Encadrement du lobbying : analyses et perspectives du cas français
Le 12 septembre dernier, l’équipe du Club Influence a eu le plaisir d’organiser sa première conférence au sein de l’Université Paris-Dauphine avec deux grands intervenants : M. Guillaume Valette-Valla, Secrétaire Générale de la HATVP et Mme Stéphanie Fougou, Présidente de l’AFJE.
Des débats, forts intéressants et dont nous vous proposons un bref résumé ci-après :
C’est d’abord M. Guillaume Valette-Valla qui brosse un portrait rapide de la loi du 9 décembre 2016 relative à la transparence, à la lutte contre la corruption et à la modernisation de la vie économique, dite « Loi Sapin 2 ».
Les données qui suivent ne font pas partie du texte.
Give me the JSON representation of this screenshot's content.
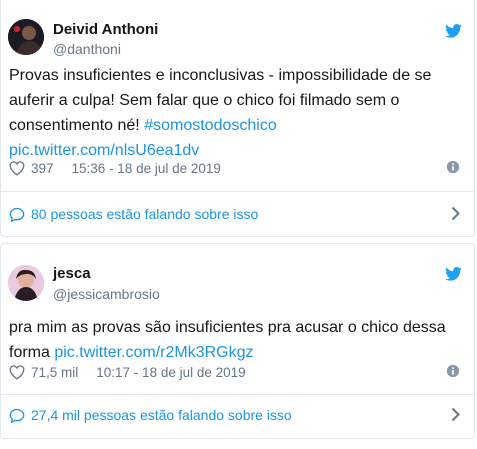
{
  "colors": {
    "link": "#1b95e0",
    "muted": "#657786",
    "text": "#14171a",
    "twitter_blue": "#1da1f2"
  },
  "tweets": [
    {
      "name": "Deivid Anthoni",
      "handle": "@danthoni",
      "text_plain": "Provas insuficientes e inconclusivas - impossibilidade de se auferir a culpa! Sem falar que o chico foi filmado sem o consentimento né! ",
      "hashtag": "#somostodoschico",
      "link": "pic.twitter.com/nlsU6ea1dv",
      "likes": "397",
      "timestamp": "15:36 - 18 de jul de 2019",
      "talking": "80 pessoas estão falando sobre isso"
    },
    {
      "name": "jesca",
      "handle": "@jessicambrosio",
      "text_plain": "pra mim as provas são insuficientes pra acusar o chico dessa forma ",
      "link": "pic.twitter.com/r2Mk3RGkgz",
      "likes": "71,5 mil",
      "timestamp": "10:17 - 18 de jul de 2019",
      "talking": "27,4 mil pessoas estão falando sobre isso"
    }
  ],
  "icons": [
    "twitter-bird-icon",
    "heart-icon",
    "info-icon",
    "comment-bubble-icon",
    "chevron-right-icon"
  ]
}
Ce dispositif légal a pour effet entre autres l'encadrement du lobbying en France, via son article 25 qui prévoit la création d’un répertoire numérique public des représentants d’intérêts tenu par la Haute Autorité pour la Transparence de la Vie Publique (HATVP). L’objectif ? Lutter contre le trafic d'influence auprès des pouvoirs publics.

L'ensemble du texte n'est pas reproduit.